UC officials said action is necessary to ensure the university’s financial longevity.

“It is impossible to just let everything go along as it is without jeopardizing the long-term security of the people who are working here,” UC President Mark Yudof said at the meeting.

In May, UC employees began contributing 2 percent of their salaries toward retirement while the university contributed 4 percent. Starting in July 2011, employees must contribute 3.5 percent and the university will contribute 7 percent. In July 2012, the percentages go up to 5 and 10 percent, respectively.

Under the current retirement plan, the unfunded liability is $21 billion – roughly the size of the university’s annual budget. UC analysts say the unfunded pension could soar to $40 billion in less than five years if no action is taken.

The shortfall exists in part because before May UC hadn’t added to the retirement fund in two decades. Yudof formed a Post-Employment Benefits Task Force in March to search for ways to fill in the gap. The increased contributions were one of several recommendations the task force released in a report last month.

In addition to employee contributions, the proposals reduce the pensions themselves. For employees earning up to $60,000, their pensions would decrease from 75 percent of their salary to 45 or 60 percent.

“Some of the lowest-paid yet hardest-working employees at UC are actually eligible for public assistance,” said Wendi Felson, a retired UCSF employee and union leader, during a public comment period. “And yet this is the pension you’re proposing.

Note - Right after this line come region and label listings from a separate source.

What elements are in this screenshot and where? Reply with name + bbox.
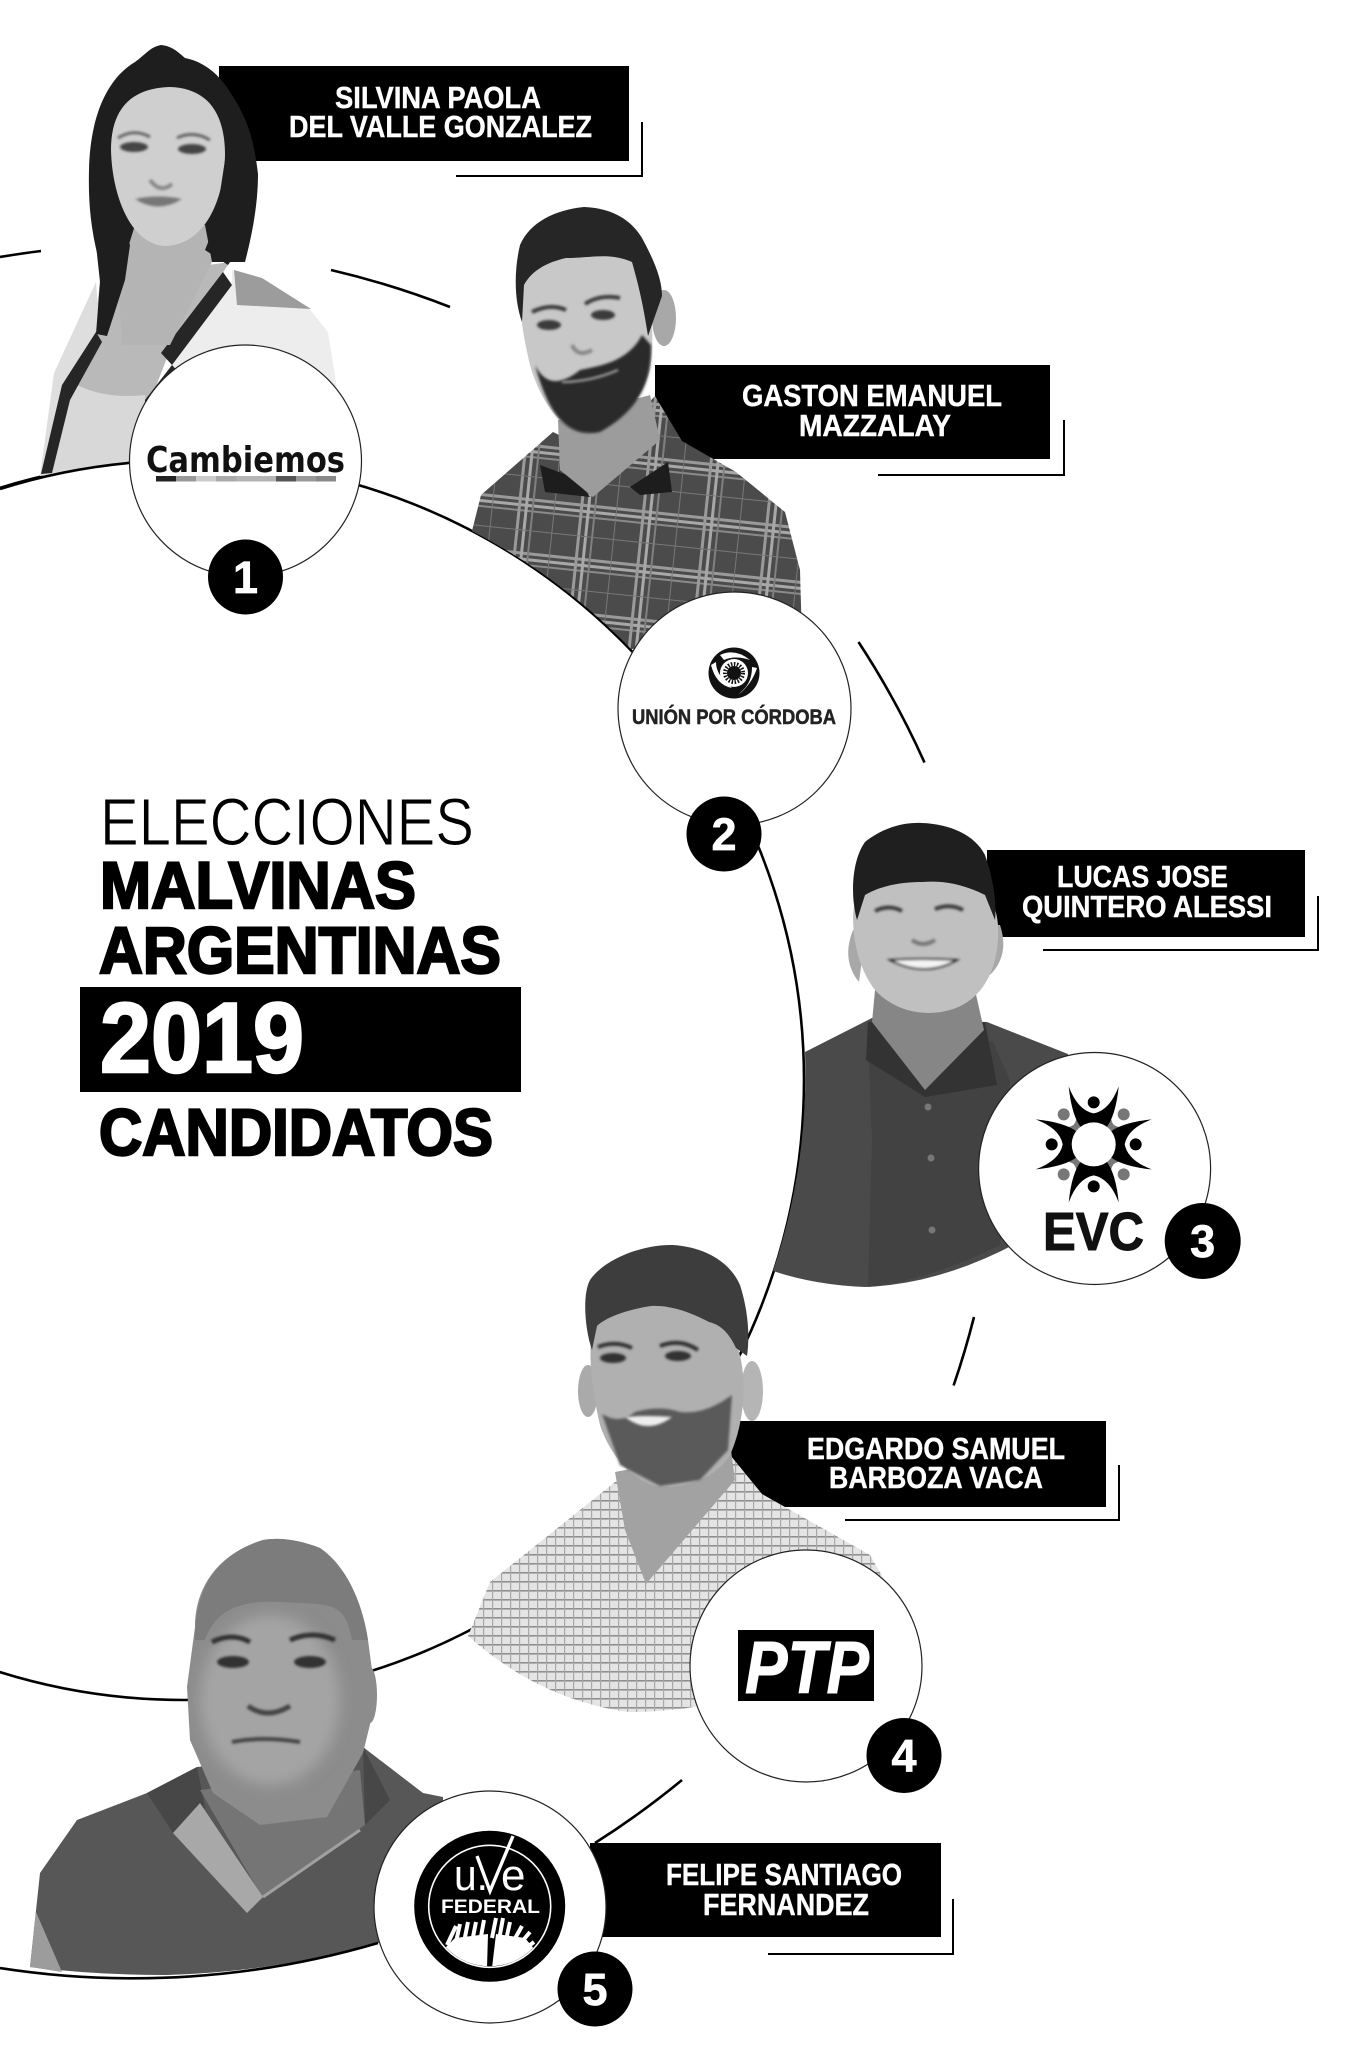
badge 3 [1165,1203,1241,1279]
face [853,872,998,1013]
name label 1: DEL VALLE GONZALEZ [289,110,592,144]
name label 5 [590,1843,953,1954]
jacket left [40,282,100,476]
inner timeline circle [0,460,804,1700]
collar shade [147,1747,390,1833]
year banner [80,987,521,1092]
portrait 3: Lucas Quintero [773,823,1068,1287]
outer timeline arcs [0,251,974,1843]
title: elecciones: ELECCIONES [100,785,474,860]
badge 2 [686,796,762,872]
logo box [738,1630,874,1701]
hair [585,1245,748,1356]
name label 5: FERNANDEZ [703,1888,869,1922]
ear [652,290,676,346]
logo disc [414,1831,565,1982]
neck [872,990,984,1090]
hair back [89,45,258,282]
logo wordmark: u. [454,1851,488,1900]
facial features [212,1635,335,1742]
hair [516,207,662,336]
facial features [118,133,210,206]
logo federal text: FEDERAL [441,1897,540,1918]
emblem [1036,1086,1152,1202]
portrait 2: Gaston Mazzalay [472,207,802,649]
badge 3: 3 [1190,1216,1215,1267]
logo text: UNIÓN POR CÓRDOBA [632,705,836,729]
hair [853,823,995,920]
badge 4: 4 [891,1730,917,1782]
name label 4: EDGARDO SAMUEL [807,1432,1065,1466]
jacket [773,1018,1068,1287]
party circle 1: Cambiemos [130,345,362,577]
front hair strands [89,160,258,336]
shirt buttons [924,1104,936,1234]
title: argentinas: ARGENTINAS [99,913,501,987]
ears [363,1667,377,1723]
face [590,1301,744,1487]
name label 5: FELIPE SANTIAGO [666,1858,902,1892]
logo text: EVC [1043,1202,1144,1262]
beard [535,335,651,433]
name label 4 [731,1421,1119,1520]
neck [200,1770,365,1897]
top [46,380,152,476]
name label 2: MAZZALAY [799,409,951,443]
facial features [532,297,620,382]
checked shirt [468,1456,890,1712]
title: candidatos: CANDIDATOS [99,1095,493,1169]
title block [80,785,521,1169]
badge 1 [208,540,283,614]
chest [68,262,230,402]
facial features [875,906,963,969]
party circle 5: uVe Federal [374,1791,606,2023]
face highlights [200,1615,340,1785]
portrait 5: Felipe Fernandez [30,1539,445,1975]
name label 2 [655,365,1064,475]
collar [866,1022,997,1097]
lapels [41,272,232,474]
facial features [598,1343,698,1426]
collar shadows [540,462,672,497]
year: 2019 [100,982,304,1093]
jacket right [150,270,340,470]
name label 2: GASTON EMANUEL [742,379,1002,413]
sleeve [30,1912,62,1972]
name label 3: QUINTERO ALESSI [1022,890,1272,924]
logo colour bar [156,476,336,482]
emblem [708,648,760,698]
badge 5: 5 [582,1964,608,2015]
badge 1: 1 [233,552,258,603]
beard [602,1395,732,1486]
hair shade [195,1539,368,1640]
party circle 3: EVC [979,1052,1211,1284]
badge 4 [866,1718,942,1793]
title: malvinas: MALVINAS [100,848,416,922]
neck [615,1450,735,1584]
badge 2: 2 [711,809,737,860]
face [111,87,225,246]
face and hair [187,1539,376,1825]
name label 3: LUCAS JOSE [1057,860,1228,894]
logo wordmark [454,1836,525,1900]
logo hands [445,1918,535,1968]
logo text: Cambiemos [146,440,345,481]
name label 1 [219,66,642,176]
collar [173,1803,263,1913]
shirt [868,1040,1010,1287]
portrait 1: Silvina Gonzalez [40,45,340,476]
ears [848,925,1003,982]
logo wordmark: e [501,1851,525,1900]
logo ring [429,1845,551,1967]
portrait 4: Edgardo Barboza [468,1245,890,1712]
ears [578,1365,598,1417]
polo shirt [30,1747,445,1975]
party circle 4: PTP [690,1550,922,1782]
logo text: PTP [745,1626,870,1709]
name label 1: SILVINA PAOLA [335,81,541,115]
face [521,244,652,432]
name label 4: BARBOZA VACA [829,1461,1043,1495]
shoulder sequins [234,270,311,309]
neck [118,225,212,345]
plaid shirt [472,396,802,649]
name label 3 [987,850,1318,950]
party circle 2: Union por Cordoba [618,592,851,825]
timeline overlays under portraits [0,462,378,1978]
neck [558,395,660,497]
collar edge [263,1830,360,1897]
badge 5 [558,1952,632,2026]
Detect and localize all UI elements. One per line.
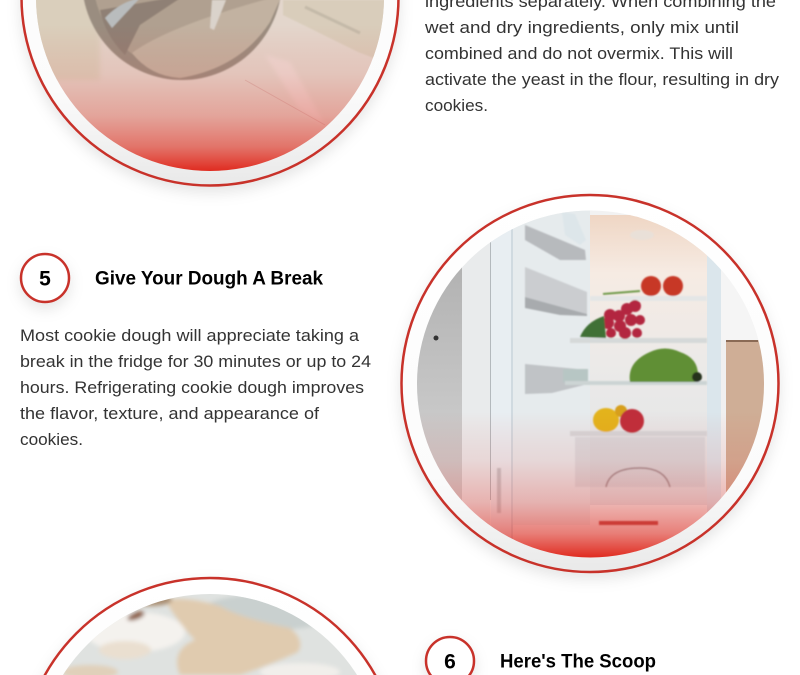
body text: step 5: [20, 326, 371, 449]
peppers: [593, 408, 619, 432]
body text: step 5: hours. Refrigerating cookie dough improves: [20, 378, 364, 397]
body text: step 4: wet and dry ingredients, only mix until: [424, 18, 739, 37]
tomatoes: [641, 276, 661, 296]
image circle: open fridge: [402, 195, 778, 572]
body text: step 4: activate the yeast in the flour, resulting in dry: [425, 70, 780, 89]
step 6 heading: Here's The Scoop: [500, 652, 656, 672]
image circle: cookie dough: [44, 576, 376, 675]
step 5 heading: Give Your Dough A Break: [95, 268, 323, 290]
lettuce: [630, 348, 698, 382]
body text: step 5: cookies.: [20, 430, 83, 449]
shelves: [590, 296, 707, 301]
step 5 number badge: 5: [39, 268, 51, 290]
step 5 number badge: [21, 254, 69, 302]
radishes: [602, 300, 645, 339]
body text: step 4: [424, 0, 780, 115]
body text: step 4: combined and do not overmix. This will: [425, 44, 733, 63]
body text: step 5: Most cookie dough will appreciate taking a: [20, 326, 360, 345]
body text: step 4: cookies.: [425, 96, 488, 115]
image circle: mixing bowl: [22, 0, 400, 186]
wood floor panel: [726, 340, 764, 492]
body text: step 5: break in the fridge for 30 minutes or up to 24: [20, 352, 371, 371]
body text: step 5: the flavor, texture, and appearance of: [20, 404, 319, 423]
step 6 number badge: [426, 637, 474, 675]
fridge door outside: [417, 268, 462, 500]
step 6 number badge: 6: [444, 650, 456, 674]
door shelves: [525, 225, 586, 260]
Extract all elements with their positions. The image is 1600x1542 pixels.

That is just plain stealing from the poor.”

The proposals maintain that Social Security would give these lower-wage workers close to their full salary regardless.

Employees earning over $120,000 would still get 75 percent of their salary but would also have to contribute more.

The 250 highest paid employees would receive a percentage of $360,000 as their pensions, instead of the federal limit of $245,000, due to a waiver from the Internal Revenue Service.

The task force made several additional recommendations, such as raising the minimum retirement age from 50 to 55 and requiring employees to work until age 65 instead of 60 in order to receive maximum pension benefits.

Regents will study the proposals this fall and discuss them in their meeting in November, ultimately voting on the proposals in December.

Daniel Simmons, chair of the Academic Senate, said he and other faculty members agreed with the regents’ decision.

“As painful as it is, the Academic Senate does support the increase in contributions called for in this item,” he said. “But make no mistake, it is a pay cut for all faculty and staff.”

UC officials said they were lobbying lawmakers in Sacramento to contribute to the retirement fund, since the state does so for the California State University and California Community Colleges systems.

“The state is not contributing at all to our employees,” Yudof said. “That’s a gross inequity.”